Galashiels transport interchange’s opening hours are to be cut by hard-up council bosses looking to save up to £40,000 a year.
The move has also been prompted by a series of alcohol-fuelled late-night disturbances at the Ladhope Vale bus station exposing its eight staff to both physical and verbal abuse.
As of next month, the interchange will be open for over three hours less a day than at present and will be shut by the time most of the town’s pubs close.
From Saturday, July 1, the building will operate from 5.45am to 11pm daily, instead of the current 4.30am to 1am opening times.
The only change for bus passengers outwith the new opening hours will be the use of stance eight, directly outside the interchange, to board services.
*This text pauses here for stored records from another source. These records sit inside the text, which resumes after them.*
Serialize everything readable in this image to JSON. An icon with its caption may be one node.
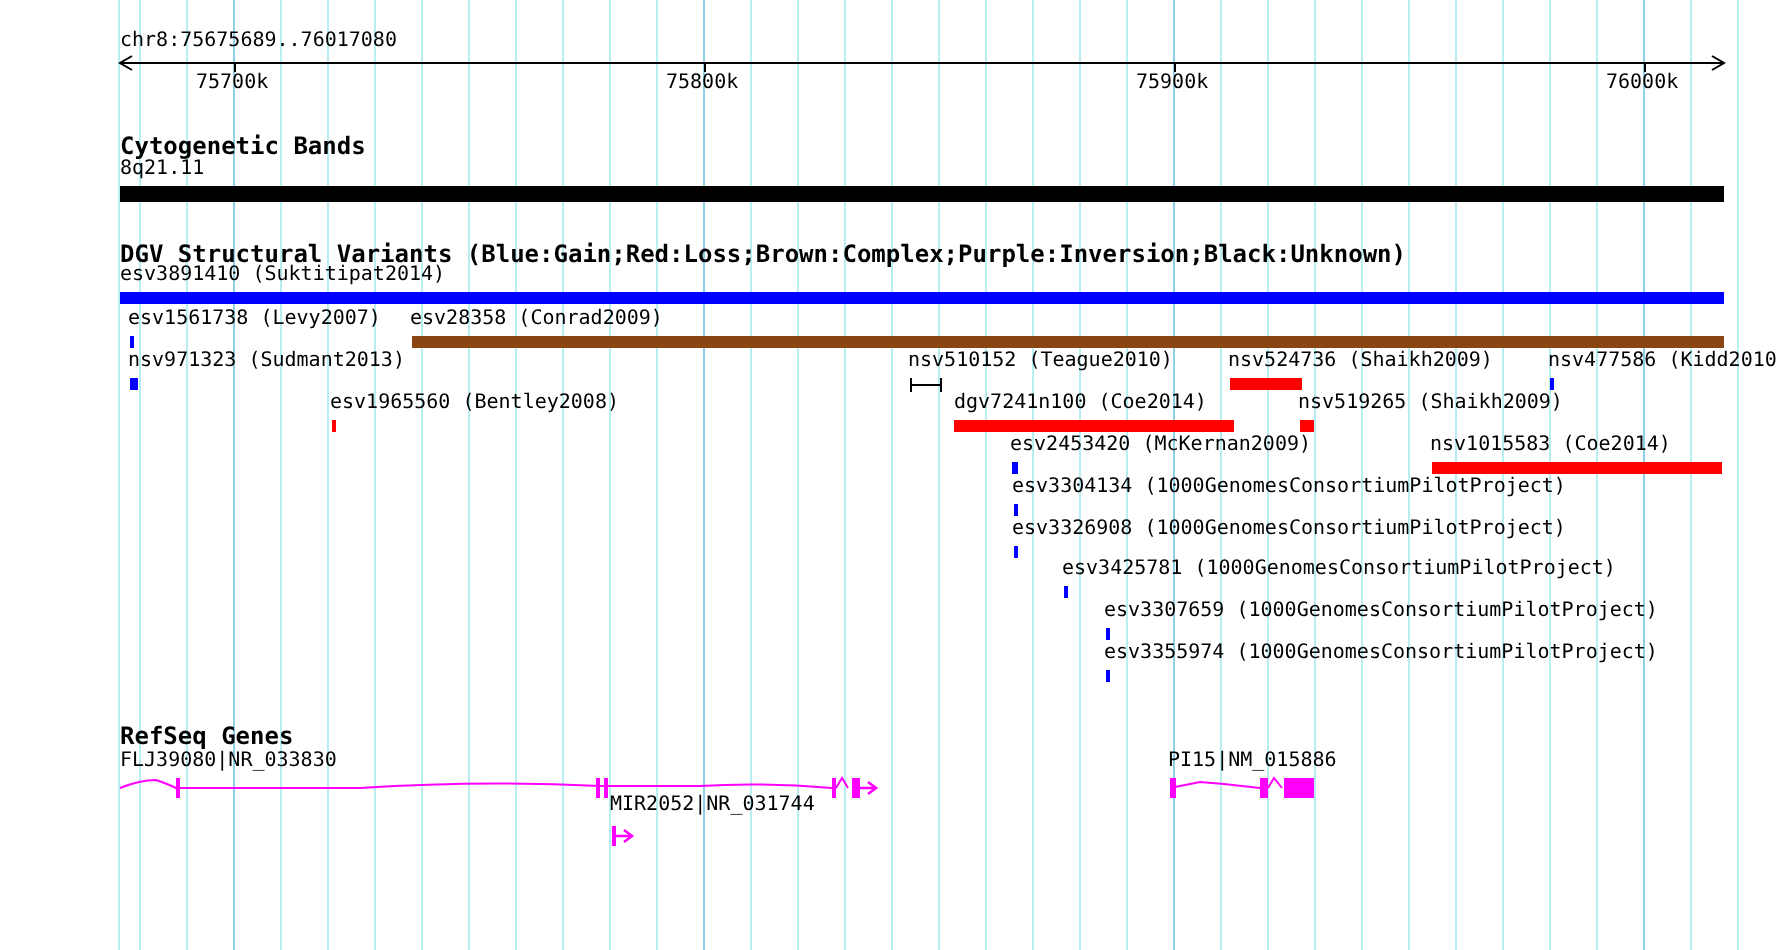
{
  "diagram": {
    "nodes": [
      {
        "text": [],
        "shape": "bar",
        "beside": [
          "8q21.11"
        ]
      },
      {
        "text": [],
        "shape": "bar",
        "beside": [
          "esv3891410 (Suktitipat2014)"
        ]
      },
      {
        "text": [],
        "shape": "bar",
        "beside": [
          "esv1561738 (Levy2007)"
        ]
      },
      {
        "text": [],
        "shape": "bar",
        "beside": [
          "esv28358 (Conrad2009)"
        ]
      },
      {
        "text": [],
        "shape": "bar",
        "beside": [
          "nsv971323 (Sudmant2013)"
        ]
      },
      {
        "text": [],
        "shape": "interval",
        "beside": [
          "nsv510152 (Teague2010)"
        ]
      },
      {
        "text": [],
        "shape": "bar",
        "beside": [
          "nsv524736 (Shaikh2009)"
        ]
      },
      {
        "text": [],
        "shape": "bar",
        "beside": [
          "nsv477586 (Kidd2010"
        ]
      },
      {
        "text": [],
        "shape": "bar",
        "beside": [
          "esv1965560 (Bentley2008)"
        ]
      },
      {
        "text": [],
        "shape": "bar",
        "beside": [
          "dgv7241n100 (Coe2014)"
        ]
      },
      {
        "text": [],
        "shape": "bar",
        "beside": [
          "nsv519265 (Shaikh2009)"
        ]
      },
      {
        "text": [],
        "shape": "bar",
        "beside": [
          "esv2453420 (McKernan2009)"
        ]
      },
      {
        "text": [],
        "shape": "bar",
        "beside": [
          "nsv1015583 (Coe2014)"
        ]
      },
      {
        "text": [],
        "shape": "bar",
        "beside": [
          "esv3304134 (1000GenomesConsortiumPilotProject)"
        ]
      },
      {
        "text": [],
        "shape": "bar",
        "beside": [
          "esv3326908 (1000GenomesConsortiumPilotProject)"
        ]
      },
      {
        "text": [],
        "shape": "bar",
        "beside": [
          "esv3425781 (1000GenomesConsortiumPilotProject)"
        ]
      },
      {
        "text": [],
        "shape": "bar",
        "beside": [
          "esv3307659 (1000GenomesConsortiumPilotProject)"
        ]
      },
      {
        "text": [],
        "shape": "bar",
        "beside": [
          "esv3355974 (1000GenomesConsortiumPilotProject)"
        ]
      },
      {
        "text": [],
        "shape": "gene",
        "beside": [
          "FLJ39080|NR_033830"
        ]
      },
      {
        "text": [],
        "shape": "gene",
        "beside": [
          "MIR2052|NR_031744"
        ]
      },
      {
        "text": [],
        "shape": "gene",
        "beside": [
          "PI15|NM_015886"
        ]
      }
    ],
    "labels": [
      "chr8:75675689..76017080",
      "75700k",
      "75800k",
      "75900k",
      "76000k",
      "Cytogenetic Bands",
      "DGV Structural Variants (Blue:Gain;Red:Loss;Brown:Complex;Purple:Inversion;Black:Unknown)",
      "RefSeq Genes"
    ]
  }
}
The new opening hours also take into account the low bus passenger numbers using the facility after 11pm and before 6am, with an average of just one and a half passengers boarding each of the five services that run outside the new opening times, according to a council spokesman.
The decision is also part of a review of services at the interchange with the potential to save the council £40,000 per year at a time when there are ongoing pressures on public funding, he added.
The changes will not lead to any permanent job losses, workers there have been reassured.
Train services outwith the new opening hours will be unaffected as a ticket machine is available on the railway platform.
Scottish Borders Council’s executive member for roads and infrastructure, Selkirkshire councillor Gordon Edgar, said: “Galashiels transport interchange is a well-used facility, with 3,000 people passing through every day.
“However, council figures show that since it opened in August 2015, it is rarely used by bus passengers after 11pm and before 6am.
“There has also been late-night anti-social behaviour, with staff suffering verbal and physical abuse which has resulted in court appearances for offenders.
“We are working hard to tackle this unacceptable problem, but closing at 11pm will certainly aid this issue.
“In the current financial climate, the council has to consider how it delivers its services differently.
“While this change will result in some inconvenience for a small number of passengers, it will result in better use of the council’s resources.
“Importantly, this decision will not change any bus or train services and will not see any permanent jobs lost.”